With a strong background and education in both the Muslim Koran and the Christian Bible, Gaye intends to pursue ways of bridging the gap between Islam and Christianity. He plans to take his experience growing up in Mauritania and Senegal - two countries largely influenced by Sufism (Sufi-Islam) and complement that with what he has learned from his time and study in the United States - a country largely influenced by Christianity.
“Senegal is home to me,” said Dr. Gaye, “my mother is from Senegal and I obtained my postgraduate degree in African literature from Cheikh Anta Diop University in Dakar. I speak French and I speak Wolof, which is my “mother tongue,” that is the national language. I speak it, as does 95% of the country.
“I’m also a ‘son’ of this nation, of America. I may be of African descent, but I am reaching beyond borders by being American. It’s not about being Christian or Muslim anymore. We need to see ourselves (Senegal) as a ‘border nation.’ When we fly from New York it’s seven hours straight to Dakar across the ocean. We have to see the “umbilical cord” between Dakar and New York City.
”As the newly-appointed national leader in Senegal representing the Family Federation for World Peace and Unification International (FFWPUI), he has been tasked with the responsibility of promoting a new vision of peace in the predominately Muslim nation, and, at the same time, to bring a new sense of hope and prosperity to the largely agricultural country.

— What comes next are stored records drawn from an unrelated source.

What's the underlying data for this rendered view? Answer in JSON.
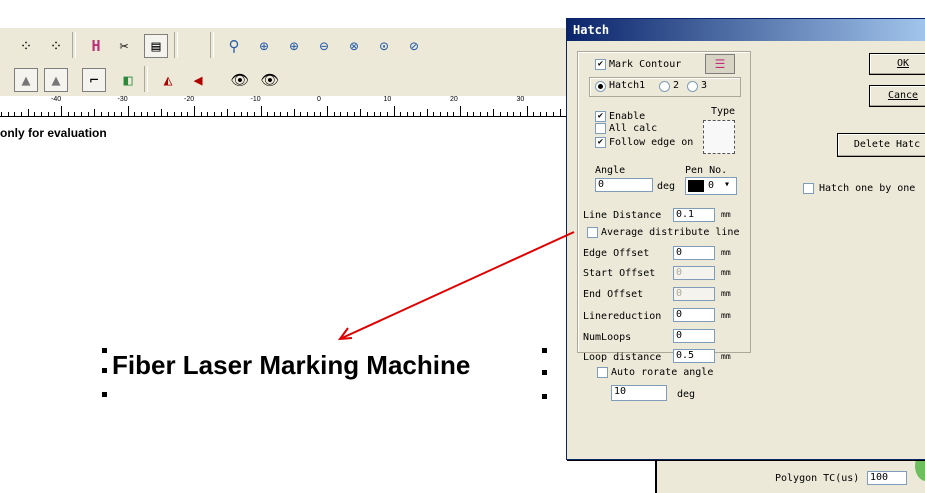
{
  "canvas": {
    "evaluation_text": "only for evaluation",
    "object_text": "Fiber Laser Marking Machine",
    "ruler_labels": [
      "-40",
      "-30",
      "-20",
      "-10",
      "0",
      "10",
      "20",
      "30"
    ]
  },
  "toolbar": {
    "row1_icons": [
      "node-icon",
      "node-icon",
      "hatch-icon",
      "tools-icon",
      "table-icon",
      "zoom-icon",
      "zoom-in-icon",
      "zoom-in-icon",
      "zoom-out-icon",
      "zoom-all-icon",
      "zoom-fit-icon",
      "zoom-page-icon"
    ],
    "row2_icons": [
      "lock-icon",
      "unlock-icon",
      "pivot-icon",
      "arrange-icon",
      "mirror-h-icon",
      "mirror-v-icon",
      "view-icon",
      "view-icon"
    ]
  },
  "dialog": {
    "title": "Hatch",
    "mark_contour": "Mark Contour",
    "hatch1": "Hatch1",
    "hatch2": "2",
    "hatch3": "3",
    "enable": "Enable",
    "type": "Type",
    "all_calc": "All calc",
    "follow_edge": "Follow edge on",
    "angle_label": "Angle",
    "angle_value": "0",
    "deg": "deg",
    "pen_label": "Pen No.",
    "pen_value": "0",
    "line_distance_label": "Line Distance",
    "line_distance_value": "0.1",
    "mm": "mm",
    "average_distribute": "Average distribute line",
    "edge_offset_label": "Edge Offset",
    "edge_offset_value": "0",
    "start_offset_label": "Start Offset",
    "start_offset_value": "0",
    "end_offset_label": "End Offset",
    "end_offset_value": "0",
    "linereduction_label": "Linereduction",
    "linereduction_value": "0",
    "numloops_label": "NumLoops",
    "numloops_value": "0",
    "loop_distance_label": "Loop distance",
    "loop_distance_value": "0.5",
    "auto_rotate": "Auto rorate angle",
    "auto_rotate_value": "10",
    "ok": "OK",
    "cancel": "Cance",
    "delete_hatch": "Delete Hatc",
    "hatch_one_by_one": "Hatch one by one"
  },
  "background_panel": {
    "polygon_label": "Polygon TC(us)",
    "polygon_value": "100"
  },
  "colors": {
    "annotation_arrow": "#e00000",
    "titlebar": "#0a246a"
  }
}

In January, 2018 at the time of the Universal Peace Federation Africa Summit there was a private meeting between Senegal’s president, Macky Sall, and Dr. Hak Ja Han Moon, the co-founder of the FFWPUI. Although Dr. Moon spoke to President Sall from her background and beliefs as a Christian, they were able to find common ground in their desire to create peace in the world - going beyond the borders of Christianity and Islam or skin color that often separate us.

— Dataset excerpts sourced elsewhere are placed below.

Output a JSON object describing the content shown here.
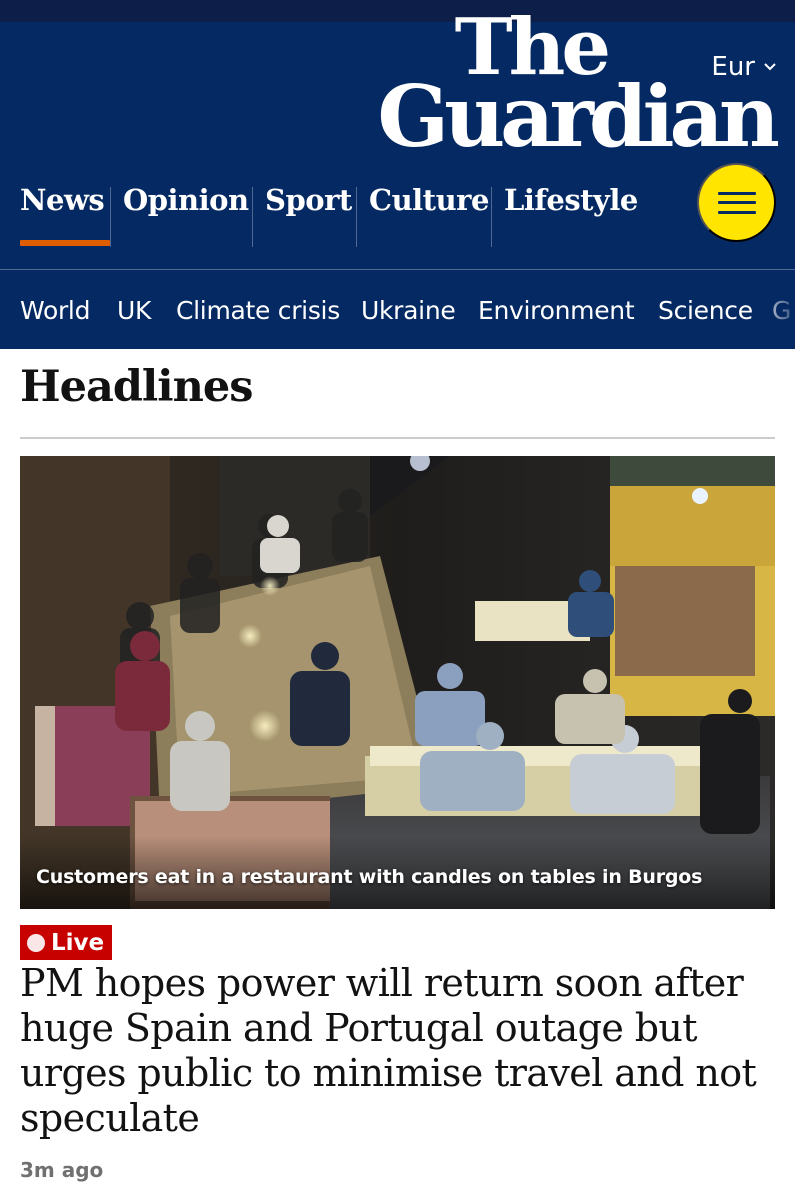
{
  "header": {
    "edition_label": "Eur",
    "logo_line1": "The",
    "logo_line2": "Guardian",
    "pillars": [
      {
        "label": "News",
        "active": true
      },
      {
        "label": "Opinion",
        "active": false
      },
      {
        "label": "Sport",
        "active": false
      },
      {
        "label": "Culture",
        "active": false
      },
      {
        "label": "Lifestyle",
        "active": false
      }
    ],
    "menu_icon": "hamburger-menu-icon",
    "subnav": [
      "World",
      "UK",
      "Climate crisis",
      "Ukraine",
      "Environment",
      "Science",
      "G"
    ]
  },
  "colors": {
    "brand_blue": "#052962",
    "accent_yellow": "#ffe500",
    "news_orange": "#e05e00",
    "live_red": "#c70000"
  },
  "section": {
    "title": "Headlines"
  },
  "lead_story": {
    "image_caption": "Customers eat in a restaurant with candles on tables in Burgos",
    "badge": "Live",
    "headline": "PM hopes power will return soon after huge Spain and Portugal outage but urges public to minimise travel and not speculate",
    "time_ago": "3m ago"
  }
}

Dr. Abdou Gaye and his sons, Felix on the left and Alioune on the right.
Dr. Gaye’s vision is to take the foundation of unity that was created through the support given for the Africa Summit by President Sall and the president of Senegal’s National Assembly, Moustapha Niasse, and to shape educational and entrepreneurial opportunities for the people of Senegal. He is looking to combine those two initiatives to develop a springboard for transformation in Senegal and provide a model of success for the African continent in the 21st century.
“What we need,” said Dr. Gaye, “is leadership education. We need to go from preacher to entrepreneur; preaching alone is not good enough. In order to do this, we have to roll up our sleeves. I think UTS can make a significant contribution. UTS has a tremendous legacy in promoting and building interfaith dialogue. Though this is a predominately Muslim nation and that voice needs to be heard and appreciated, there are other religions present and there is freedom of worship.

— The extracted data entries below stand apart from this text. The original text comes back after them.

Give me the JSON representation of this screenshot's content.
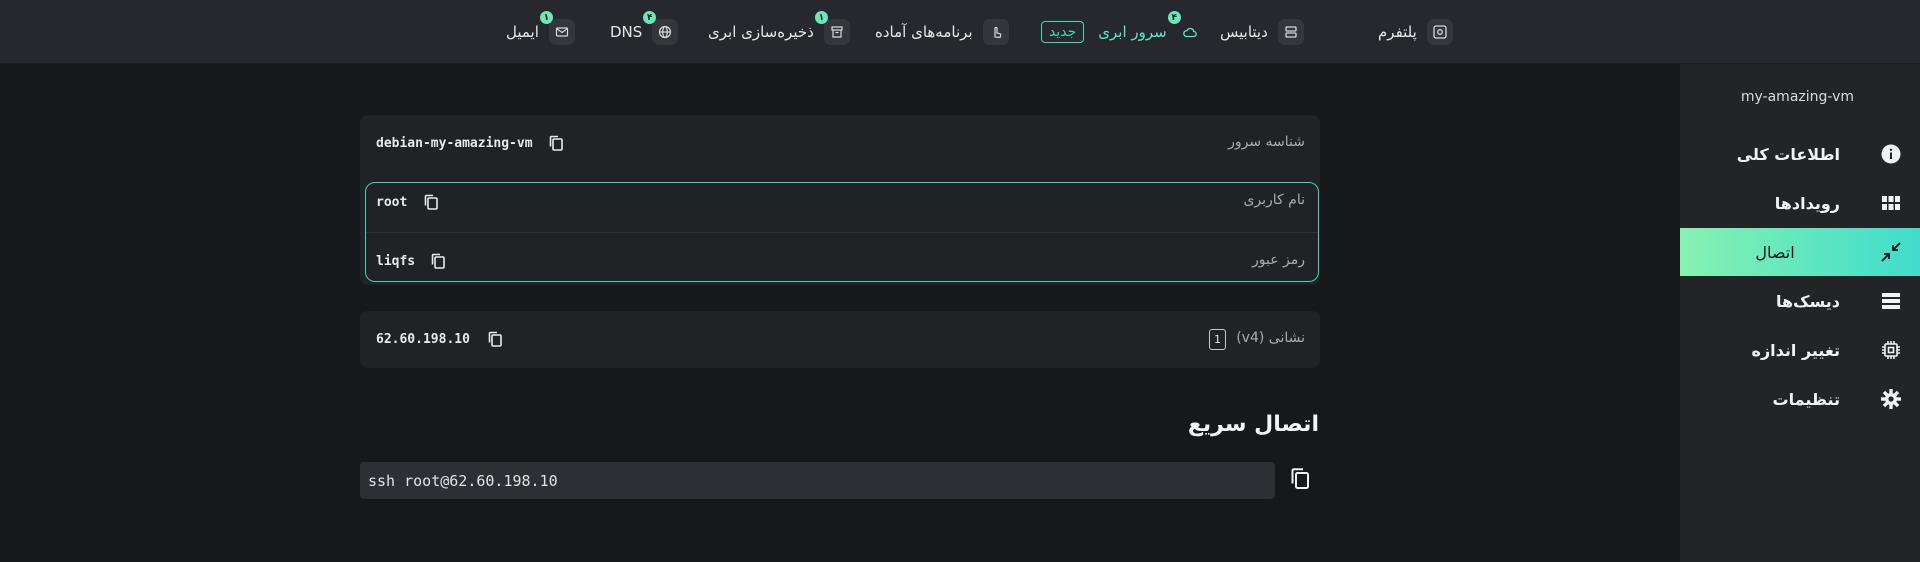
{
  "nav": {
    "items": [
      {
        "label": "پلتفرم",
        "icon": "platform-icon"
      },
      {
        "label": "دیتابیس",
        "icon": "database-icon"
      },
      {
        "label": "سرور ابری",
        "icon": "cloud-icon",
        "badge": "۴",
        "tag": "جدید",
        "active": true
      },
      {
        "label": "برنامه‌های آماده",
        "icon": "hand-pointer-icon"
      },
      {
        "label": "ذخیره‌سازی ابری",
        "icon": "archive-icon",
        "badge": "۱"
      },
      {
        "label": "DNS",
        "icon": "globe-icon",
        "badge": "۴"
      },
      {
        "label": "ایمیل",
        "icon": "mail-icon",
        "badge": "۱"
      }
    ]
  },
  "sidebar": {
    "vm_name": "my-amazing-vm",
    "items": [
      {
        "label": "اطلاعات کلی",
        "icon": "info-icon"
      },
      {
        "label": "رویدادها",
        "icon": "grid-icon"
      },
      {
        "label": "اتصال",
        "icon": "connect-arrows-icon",
        "active": true
      },
      {
        "label": "دیسک‌ها",
        "icon": "list-icon"
      },
      {
        "label": "تغییر اندازه",
        "icon": "chip-icon"
      },
      {
        "label": "تنظیمات",
        "icon": "gear-icon"
      }
    ]
  },
  "server": {
    "id_label": "شناسه سرور",
    "id_value": "debian-my-amazing-vm",
    "username_label": "نام کاربری",
    "username_value": "root",
    "password_label": "رمز عبور",
    "password_value": "liqfs",
    "ip_label": "نشانی (v4)",
    "ip_count": "1",
    "ip_value": "62.60.198.10"
  },
  "quick_connect": {
    "title": "اتصال سریع",
    "command": "ssh root@62.60.198.10"
  },
  "colors": {
    "accent": "#3ddbb0",
    "badge": "#6ee7b7",
    "active_gradient_start": "#86f2b0",
    "active_gradient_end": "#3fdccd"
  }
}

“The other aspect is transformation of the nation, which is an agricultural country. Among several opportunities, there is a lot of interest in growing coffee here and helping Senegal become a coffee-producing country. Coffee business is like the oil business of tomorrow. Dr. Moon is promoting Kona Coffee in Africa."
Being a man of God, Dr. Gaye knows just having a dream, idea, or vision - no matter how “new” - is never enough. He’s looking to his adopted country of America and his alma mater, UTS, to help guide him and support him in this journey, but he knows a reliance on the power and love of God is of utmost importance.
Dr. Gaye continues, “Most importantly, however, is that we have to have God’s wisdom, God’s power, and God’s authority to make this providence achievable - not by the hands of man, but with the hands of God.
“Part of this new chance is we have to live it, not just say it,” said Gaye. “It’s not enough just to say to judge people by their character, not by the color of their skin, not by the language they speak, not by their religion. We are living in a new age - beyond borders, beyond race, beyond religion.
“You need to come with the mindset that “I am a Muslim, just like you”. Theologically, people can believe you - you are open, loving - and people will say, ‘I want to be like you.’ Words aren’t enough anymore, now we have to show the way, we have to live it.”